How come it never looks like this on TV? she wondered.
"Keep going," Kate said when she saw Jeanette's cab pull into the curb before a neat brick colonial.
Her anxiety soared as a thousand questions cascaded through her mind. Who lived there? Another woman?
She had the driver stop half a block beyond. She watched Jeanette's cab leave her on the sidewalk and pull away. As Jeanette started up the walk toward the house, Kate opened her own cab's door.
"Wait here," she said.
"No-no," the driver said. "You must pay."
Nice neighborhood or not, this was still the Bronx, and a long way from Jeanette's apartment. Kate did not want to be stranded here. She glanced at the meter and fished the exact amount out of her wallet.
"Here," she said, keeping her voice low as she handed him the money. "You'll get your tip when we get back to the city."
He seemed to accept that, nodding without comment as he took the money.
She pulled her raincoat tightly around her. A chilly night for June. The fog was thinning and the wet street glistened in the glow from the streetlights; every sound seemed amplified. Kate was glad she'd worn sneakers as she padded along the street, keeping the parked cars between her and Jeanette.

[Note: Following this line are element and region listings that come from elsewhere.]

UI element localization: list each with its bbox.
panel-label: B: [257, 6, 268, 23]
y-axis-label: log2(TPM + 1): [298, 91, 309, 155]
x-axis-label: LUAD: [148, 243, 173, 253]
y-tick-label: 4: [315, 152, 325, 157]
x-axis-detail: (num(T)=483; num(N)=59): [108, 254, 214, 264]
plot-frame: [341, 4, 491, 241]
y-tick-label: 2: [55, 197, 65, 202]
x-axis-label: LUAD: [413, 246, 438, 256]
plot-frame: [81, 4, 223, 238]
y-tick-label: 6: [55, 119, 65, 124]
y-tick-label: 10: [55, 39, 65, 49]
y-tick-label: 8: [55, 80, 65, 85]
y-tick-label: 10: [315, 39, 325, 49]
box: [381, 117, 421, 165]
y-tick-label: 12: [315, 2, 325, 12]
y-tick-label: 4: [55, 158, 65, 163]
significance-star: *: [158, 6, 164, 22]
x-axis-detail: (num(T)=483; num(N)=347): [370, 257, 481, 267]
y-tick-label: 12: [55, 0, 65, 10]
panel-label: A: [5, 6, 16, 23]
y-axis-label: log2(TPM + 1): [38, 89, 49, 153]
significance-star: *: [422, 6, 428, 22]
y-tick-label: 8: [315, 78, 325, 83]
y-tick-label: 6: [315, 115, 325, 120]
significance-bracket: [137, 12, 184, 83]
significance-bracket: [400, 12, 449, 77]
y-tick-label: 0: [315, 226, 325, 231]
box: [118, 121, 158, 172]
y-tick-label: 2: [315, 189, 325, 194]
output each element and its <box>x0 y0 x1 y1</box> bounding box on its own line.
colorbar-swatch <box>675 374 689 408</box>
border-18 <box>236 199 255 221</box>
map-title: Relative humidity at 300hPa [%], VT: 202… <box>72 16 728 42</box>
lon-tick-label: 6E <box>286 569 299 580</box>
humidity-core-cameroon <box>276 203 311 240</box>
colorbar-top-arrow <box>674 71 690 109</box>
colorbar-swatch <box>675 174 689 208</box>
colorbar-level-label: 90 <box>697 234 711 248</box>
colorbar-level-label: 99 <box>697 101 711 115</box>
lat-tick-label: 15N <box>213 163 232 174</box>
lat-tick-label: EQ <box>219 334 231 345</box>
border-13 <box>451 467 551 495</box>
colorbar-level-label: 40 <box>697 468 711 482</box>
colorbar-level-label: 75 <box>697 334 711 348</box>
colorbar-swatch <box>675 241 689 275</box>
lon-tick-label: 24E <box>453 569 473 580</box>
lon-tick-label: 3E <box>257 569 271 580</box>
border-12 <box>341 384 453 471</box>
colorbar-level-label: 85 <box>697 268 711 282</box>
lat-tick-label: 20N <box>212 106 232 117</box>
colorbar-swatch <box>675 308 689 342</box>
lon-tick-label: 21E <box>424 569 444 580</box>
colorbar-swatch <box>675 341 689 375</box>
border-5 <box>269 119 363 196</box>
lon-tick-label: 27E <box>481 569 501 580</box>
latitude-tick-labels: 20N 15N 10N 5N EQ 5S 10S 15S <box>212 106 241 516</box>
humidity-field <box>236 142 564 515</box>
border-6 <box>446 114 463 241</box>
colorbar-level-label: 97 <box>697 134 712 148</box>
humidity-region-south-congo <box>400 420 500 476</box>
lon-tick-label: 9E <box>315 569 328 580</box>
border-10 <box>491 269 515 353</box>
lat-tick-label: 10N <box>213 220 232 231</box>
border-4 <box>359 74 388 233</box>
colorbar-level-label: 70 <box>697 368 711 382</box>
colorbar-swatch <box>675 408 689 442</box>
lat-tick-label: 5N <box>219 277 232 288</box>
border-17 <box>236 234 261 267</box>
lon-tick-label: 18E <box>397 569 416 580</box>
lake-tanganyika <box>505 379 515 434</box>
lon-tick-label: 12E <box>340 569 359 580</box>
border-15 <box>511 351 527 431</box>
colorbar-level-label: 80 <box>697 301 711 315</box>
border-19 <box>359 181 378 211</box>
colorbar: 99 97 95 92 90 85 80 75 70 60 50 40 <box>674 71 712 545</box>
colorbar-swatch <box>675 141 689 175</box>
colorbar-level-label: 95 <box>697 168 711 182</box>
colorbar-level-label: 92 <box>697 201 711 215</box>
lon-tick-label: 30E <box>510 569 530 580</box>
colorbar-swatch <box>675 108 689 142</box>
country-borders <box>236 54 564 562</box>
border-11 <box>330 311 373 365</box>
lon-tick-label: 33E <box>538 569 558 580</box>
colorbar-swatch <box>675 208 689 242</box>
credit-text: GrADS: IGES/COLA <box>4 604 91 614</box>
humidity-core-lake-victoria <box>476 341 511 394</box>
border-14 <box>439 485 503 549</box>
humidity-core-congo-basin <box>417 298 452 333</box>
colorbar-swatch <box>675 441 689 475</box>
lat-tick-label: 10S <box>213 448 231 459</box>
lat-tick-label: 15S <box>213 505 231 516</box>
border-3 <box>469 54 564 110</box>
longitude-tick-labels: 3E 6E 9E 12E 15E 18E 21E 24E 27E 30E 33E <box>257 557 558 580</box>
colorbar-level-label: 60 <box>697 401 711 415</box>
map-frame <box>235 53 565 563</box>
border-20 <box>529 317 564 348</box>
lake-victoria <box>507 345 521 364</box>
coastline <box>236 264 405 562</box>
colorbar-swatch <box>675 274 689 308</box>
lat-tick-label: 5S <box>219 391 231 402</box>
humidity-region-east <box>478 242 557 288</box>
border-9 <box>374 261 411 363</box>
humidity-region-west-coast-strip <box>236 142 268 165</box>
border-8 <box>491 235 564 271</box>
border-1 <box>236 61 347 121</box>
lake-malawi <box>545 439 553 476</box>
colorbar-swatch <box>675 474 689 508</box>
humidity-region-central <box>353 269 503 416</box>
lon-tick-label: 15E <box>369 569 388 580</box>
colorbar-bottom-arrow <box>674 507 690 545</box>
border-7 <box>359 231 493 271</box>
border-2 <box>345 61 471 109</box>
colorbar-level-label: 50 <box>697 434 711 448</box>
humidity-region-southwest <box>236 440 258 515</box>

When she'd approached as close as she dared, she stopped behind a tree trunk and watched Jeanette walk up the front steps of the house. Kate's heart ached at the sight of her: a yellow rain slicker and loose jeans hid her feminine curves; a Yankees cap hid much of her straight, jet black hair, but Kate knew those curves, remembered the strawberry scent of the shampoo Jeanette used to wash that hair.
Suddenly Kate wished she hadn't come. Who was going to open that door? Forty minutes ago she'd been dying to know, now she was terrified. But she couldn't turn away. Especially not now, because the door was opening and a man stood there, a heavyset fiftyish man with a round face and small eyes and a balding melon head. He smiled and opened his arms and Jeanette embraced him.
Kate's stomach lurched.
A man? Not Jeanette! Anyone but Jeanette! It simply wasn't in her!
Stunned, she watched Jeanette follow him inside. No, this couldn't be. Kate moved out from behind her tree and approached the house. Her sneaker slipped on a wet tree root and she nearly fell, but kept going, stumbling on until she reached the foot of the front stoop. She saw the name
on the mailbox and fought a mad urge to hammer on the door.
Then she noticed silhouettes moving back and forth within the front windows. More than two. What was going on in there?
Kate started toward the nearer of the two windows but changed her mind. Too much light out here. Wouldn't do to have a neighbor pass by and catch her peeking in. She backed away and moved around to the shadowed side of the house. There she crouched between a pair of azalea bushes and peered through the screen into the Holdstock living room.
Six… seven—no, eight people in the room. Three men, five women, of varying ages, shapes, and sizes, all taking turns embracing Jeanette as if she were a long-lost relative. And Jeanette was smiling—oh, God, how Kate missed that smile. Days since she'd seen it, days that felt like a lifetime.